Vulgar Fraction launches mas with community talks

Mas band Vulgar Fraction is calling people together to Isabày: Bear With-Ness for Carnival 2024. - courtesy Jason Audain
Mas band Vulgar Fraction is calling people together to Isabày: Bear With-Ness for Carnival 2024. - courtesy Jason Audain

“In a time when our country’s fractures bleed in every community, when we daily cry at wakes and funeral services for family and friends violently killed, Vulgar Fraction is calling us together to Isabày: Bear With-Ness.”

Bandleader and designer Robert Young said Vulgar Fraction’s annual band launches have become cultural touchpoints, and this year’s promises to create another important opportunity for dialogue.

Young conceptualised the band while listening to a podcast recording of a discussion between activist Bayo Akomolafe, peace and conflict studies professor Sa’ed Atshan and communications director Cecilie Surasky on Across Lines: Grief. He said something struck him when he heard Akomolafe talk about the Tagalog word isabày, which means “to follow together, or walk alongside.” He said to himself, the concept goes deeper than empathy or even compassion.

“It’s the ability to learn how to be in somebody else’s shoes completely, to attempt to be in someone's experience, life, or shoes and then how to understand somebody else’s perspective. Even the most wrong people feel they’re right. People have a narrative and rationale for the most atrocious situations because they cannot truly see the other side.”

The launch will be a series of small group discussions on the band’s themes.

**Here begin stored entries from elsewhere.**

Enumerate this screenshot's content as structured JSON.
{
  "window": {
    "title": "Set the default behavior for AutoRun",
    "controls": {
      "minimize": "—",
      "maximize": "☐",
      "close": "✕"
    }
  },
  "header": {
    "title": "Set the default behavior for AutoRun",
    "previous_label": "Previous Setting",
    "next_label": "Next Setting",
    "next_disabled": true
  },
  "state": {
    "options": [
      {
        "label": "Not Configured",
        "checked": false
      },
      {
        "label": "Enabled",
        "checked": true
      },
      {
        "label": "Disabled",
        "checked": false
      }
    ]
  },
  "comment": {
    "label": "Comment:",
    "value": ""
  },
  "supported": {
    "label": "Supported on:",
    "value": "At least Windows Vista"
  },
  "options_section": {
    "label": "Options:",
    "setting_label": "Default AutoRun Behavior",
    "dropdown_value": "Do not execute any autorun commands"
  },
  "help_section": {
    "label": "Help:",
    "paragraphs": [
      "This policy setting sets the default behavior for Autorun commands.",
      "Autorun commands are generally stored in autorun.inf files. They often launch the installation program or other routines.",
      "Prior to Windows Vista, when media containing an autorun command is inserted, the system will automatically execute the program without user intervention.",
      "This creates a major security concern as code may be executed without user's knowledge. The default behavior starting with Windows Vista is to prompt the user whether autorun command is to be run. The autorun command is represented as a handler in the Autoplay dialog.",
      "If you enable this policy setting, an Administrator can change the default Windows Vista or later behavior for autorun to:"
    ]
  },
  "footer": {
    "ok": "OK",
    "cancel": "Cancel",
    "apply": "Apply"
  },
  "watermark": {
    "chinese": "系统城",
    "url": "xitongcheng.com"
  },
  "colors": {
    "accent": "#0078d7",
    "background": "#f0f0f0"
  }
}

Rather than privileging the voices of a panel of experts this year, Young said he wanted to embody the spirit of isabày to allow all the audience to “Bear With-Ness” with each other. He said it was a notion that Bayo discussed, saying, "Pain creates a kind of prison and the tenderness of grief releases us from that incarceration. We need to spill in order to live.”

Young said, “That’s hard, especially when we live in a popular culture that pushes extreme sensation to distract us from our real emotions. We use things that we can buy as a stuffing for our hollowness. We can’t be with our own feelings. ‘How dare you leave me?’ ‘How dare you be bold enough to defend yourself against my attacks?’

"Violence feels like an easy option to resolve those feelings.”

Instead, he proposed, “Let’s pay attention with each other, on each other’s behalf, to have a sharing of how this moment feels. The world feels uneasy. TT feels uneasy, especially for women and vulnerable groups. Men feel uneasy because they are seen as perpetrators, not people. This event is to come and give ‘with-ness’ to each other.”

Young said there is also a relationship between the history of TT and the Caribbean and what is currently happening in Palestine.

“That happened here, 500 years ago, but there was no ability to report it the way we report it now. We have this access on our phones, in our hands where we can see it live. It happens now, when we have reached the point of hard violence against each other, the young men situation, dealing with turf.

The launch of Isabày: Bear With-Ness takes place January 25 at The Cloth Atelier/Granderson Lab Alice Yard, 24 Erthig Road, Belmont. - courtesy Jason Audain

"The turf story goes way back, if you look at stickfights, pan and steelband clashes, and their history. So the gang violence emerged out of pushing through Emancipation and resistance into stickfights, then the trade union movement, then into pan. So the gang situation has always shifted.

“There’s also always been some imposition by the state to address the violence. Some people said the talk about the violence being removed from the pan and now the bands can be manipulated and lose land and move from one place to the next and the sponsor is more important than the band now, and what used to protect the band is now loose on the block without a cultural anchor.”

A small band, Isabày: Bear With-Ness will parade on Carnival Monday and Tuesday.

A part of the Vulgar Fraction package is the ability to help design and make one’s own costume at workshops leading up to Carnival. Young said the complete costume comprises a backpack, jumper, a handkerchief for grieving, and a shield.

“We would like people to develop their own keffiyeh patterns on the jumpers and the fabric to make the mask, that revolves around their own family story or their story of being in a tight place. If you want to carry a flag, you get the jumper, prints and paints. You may get a keffiyeh that we insert the mesh into for you with a zipper, so you choose the colour mesh and the zipper, you paint your jumper and you build your flag.”

The keffieyh is a traditional headdress worn by men in the Middle East, characterised by a bold pattern. Most recently it has been associated with the struggle for a Palestinian state, according to Reuters.

The launch of Isabày: Bear With-Ness is scheduled for January 25 at The Cloth Atelier/Granderson Lab Alice Yard, 24 Erthig Road, Belmont, from 7 pm.

The Egbe Omo Oni Isese drummers will lead a procession afterwards. The event is free and open to everyone.